留学生にとって最も重要な学内相談窓口は、インターナショナル・オフィスと呼ばれる国際課と、国際学生オリエンテーション・サービスでしょう。ここに相談すれば、特定のテーマでわからないことがあったときに手助けをしてくれる人が見つかるはずです。
デュッセルドルフでの留学が快適なものとなるよう、学期ごとに一度、文化行事が用意されており、ドイツ人学生や各国からの留学生とシティツアーに参加したり、美術館や劇場に行ったりすることを通じて、この街をより良く知ることができるようになっています。学位を取得しようと考えている人向けの「Mate-For-You」プログラムではドイツ語会話の機会や、大学、街、そしてドイツという国を知る機会が提供されています。何か問題を抱えてしまったら、バディと呼ばれるドイツ人学生がパートナーとして相談に乗ってくれるでしょう。この他にも、旧市街では毎週シュタムティッシュと呼ばれる例会があり、知り合いの幅を広げることができます。交換留学生には必ず一人、メンターが付きます。インターナショナル・オフィスは企業訪問も実施しており、日本企業を初めとする市内外の国際企業を見学することもできるようになっています。
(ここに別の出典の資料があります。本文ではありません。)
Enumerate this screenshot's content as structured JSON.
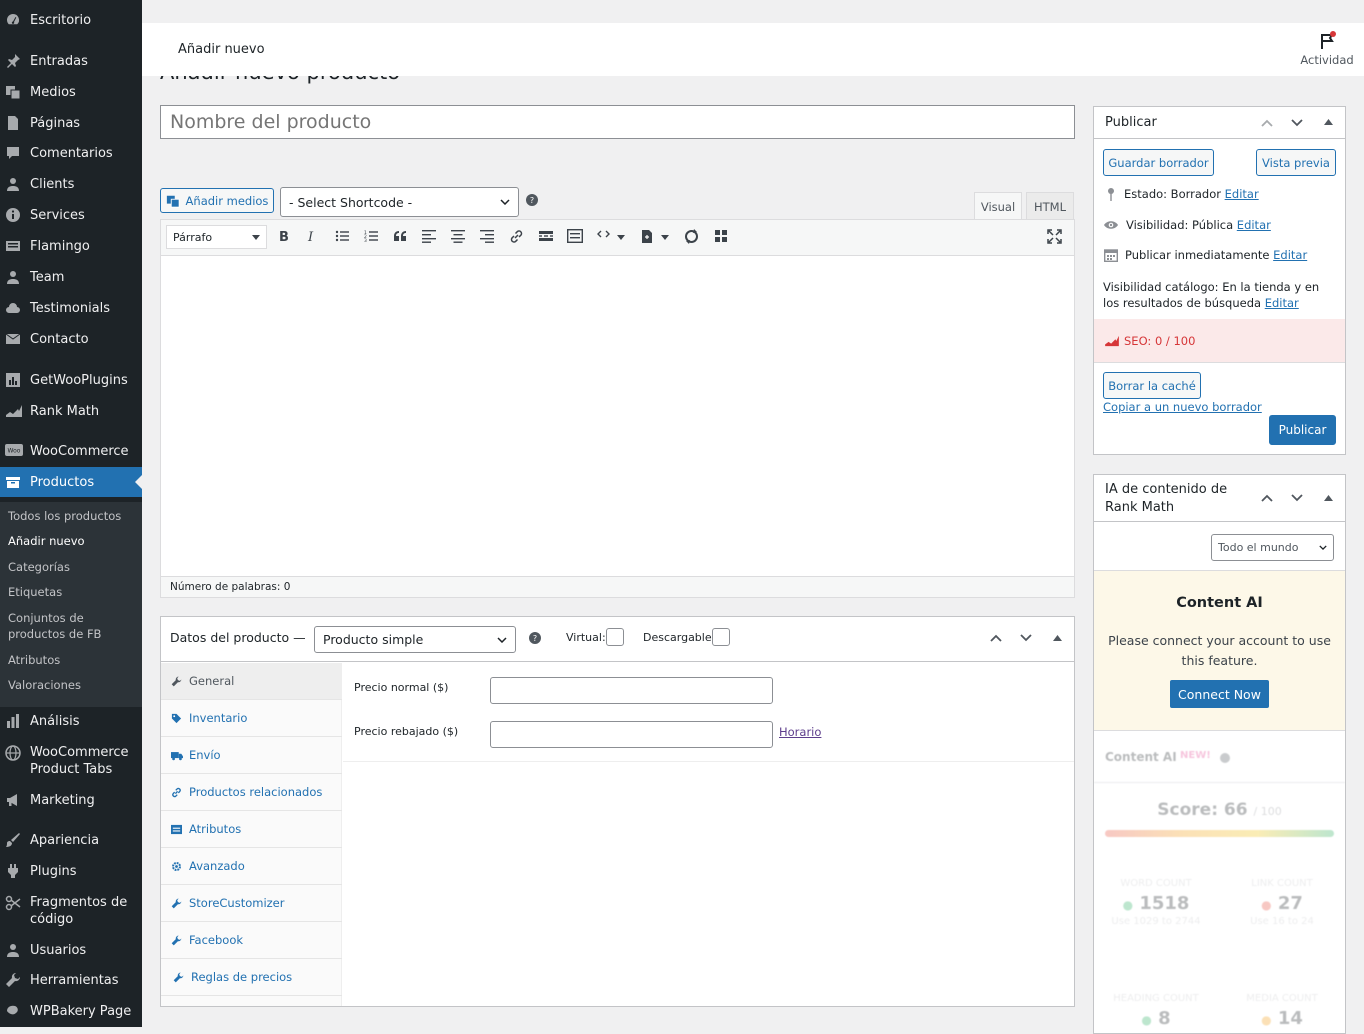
{
  "sidebar": {
    "menu": [
      {
        "label": "Escritorio"
      },
      {
        "label": "Entradas"
      },
      {
        "label": "Medios"
      },
      {
        "label": "Páginas"
      },
      {
        "label": "Comentarios"
      },
      {
        "label": "Clients"
      },
      {
        "label": "Services"
      },
      {
        "label": "Flamingo"
      },
      {
        "label": "Team"
      },
      {
        "label": "Testimonials"
      },
      {
        "label": "Contacto"
      },
      {
        "label": "GetWooPlugins"
      },
      {
        "label": "Rank Math"
      },
      {
        "label": "WooCommerce"
      },
      {
        "label": "Productos"
      },
      {
        "label": "Análisis"
      },
      {
        "label": "WooCommerce Product Tabs"
      },
      {
        "label": "Marketing"
      },
      {
        "label": "Apariencia"
      },
      {
        "label": "Plugins"
      },
      {
        "label": "Fragmentos de código"
      },
      {
        "label": "Usuarios"
      },
      {
        "label": "Herramientas"
      },
      {
        "label": "WPBakery Page"
      }
    ],
    "submenu": [
      {
        "label": "Todos los productos"
      },
      {
        "label": "Añadir nuevo"
      },
      {
        "label": "Categorías"
      },
      {
        "label": "Etiquetas"
      },
      {
        "label": "Conjuntos de productos de FB"
      },
      {
        "label": "Atributos"
      },
      {
        "label": "Valoraciones"
      }
    ]
  },
  "topbar": {
    "title": "Añadir nuevo",
    "activity": "Actividad"
  },
  "page": {
    "heading": "Añadir nuevo producto",
    "title_placeholder": "Nombre del producto"
  },
  "editor": {
    "add_media": "Añadir medios",
    "shortcode_select": "- Select Shortcode -",
    "tab_visual": "Visual",
    "tab_html": "HTML",
    "format_select": "Párrafo",
    "word_count": "Número de palabras: 0"
  },
  "product_data": {
    "label": "Datos del producto —",
    "type": "Producto simple",
    "virtual_label": "Virtual:",
    "downloadable_label": "Descargable:",
    "tabs": [
      {
        "label": "General"
      },
      {
        "label": "Inventario"
      },
      {
        "label": "Envío"
      },
      {
        "label": "Productos relacionados"
      },
      {
        "label": "Atributos"
      },
      {
        "label": "Avanzado"
      },
      {
        "label": "StoreCustomizer"
      },
      {
        "label": "Facebook"
      },
      {
        "label": "Reglas de precios"
      }
    ],
    "regular_price_label": "Precio normal ($)",
    "sale_price_label": "Precio rebajado ($)",
    "schedule_link": "Horario"
  },
  "publish": {
    "title": "Publicar",
    "save_draft": "Guardar borrador",
    "preview": "Vista previa",
    "status": "Estado: Borrador",
    "visibility": "Visibilidad: Pública",
    "publish_time": "Publicar inmediatamente",
    "edit": "Editar",
    "catalog_visibility": "Visibilidad catálogo: En la tienda y en los resultados de búsqueda",
    "seo": "SEO: 0 / 100",
    "clear_cache": "Borrar la caché",
    "copy_draft": "Copiar a un nuevo borrador",
    "publish_button": "Publicar"
  },
  "rankmath_ai": {
    "title": "IA de contenido de Rank Math",
    "region": "Todo el mundo",
    "heading": "Content AI",
    "message": "Please connect your account to use this feature.",
    "connect": "Connect Now",
    "faded_label": "Content AI",
    "faded_badge": "NEW!",
    "score_label": "Score:",
    "score": "66",
    "score_max": "/ 100",
    "stats": [
      {
        "label": "WORD COUNT",
        "value": "1518",
        "hint": "Use 1029 to 2744",
        "color": "#27ae60"
      },
      {
        "label": "LINK COUNT",
        "value": "27",
        "hint": "Use 16 to 24",
        "color": "#e74c3c"
      },
      {
        "label": "HEADING COUNT",
        "value": "8",
        "color": "#27ae60"
      },
      {
        "label": "MEDIA COUNT",
        "value": "14",
        "color": "#f39c12"
      }
    ]
  },
  "colors": {
    "admin_bg": "#1d2327",
    "accent": "#2271b1",
    "seo_bg": "#fbe9e9",
    "ai_bg": "#fdf8e8"
  }
}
例会と言えば、デュッセルドルフ日本学のシュタムティッシュもあり、たくさんの日本人やHHUで現代の日本を学ぶ学生たちで賑わっているので、将来のタンデムパートナーと知り合う格好の機会と言えるでしょう。開催日は毎月第一木曜日です。
ハインリッヒ・ハイネ大学は、日本の大学との間に多くの協力関係を持っています。公式な協定校には慶應義塾大学、青山学院大学、同志社大学、浜松大学、明治大学、早稲田大学があり、あらゆる学部で協力が行われていることがわかります。協定校出身の10人には奨学制度があり、毎年各校から選ばれた1名がドイツ語ブラッシュアップのための夏期語学研修に無償で参加できるようになっています。4週間の研修は8月に実施されることが大半で、様々なレベルに対応していますが、完全な初学者向けのクラスはありません。奨学生には家賃・生活費として300ユーロが支給されるほか、授業後はデュッセルドルフ市内や近郊をめぐる各種プログラムも実施されています。HHU協定校に在学中の方は、奨学制度の詳細も確認できます。なお、協定校以外の学生もHHUに留学できることは言うまでもありません。
この他、HHU現代日本研究所の交換留学先には、文教大学、フェリス女学院大学、金沢大学、千葉大学、慶応義塾大学、南山大学、大阪大学、琉球大学があります。このように、デュッセルドルフとHHU、そして日本とその大学の間には、数多くのつながりがあることがわかります。2013/2014冬学期には、44人の日本人学生がHHUに留学中でした。次はあなたもいかがですか?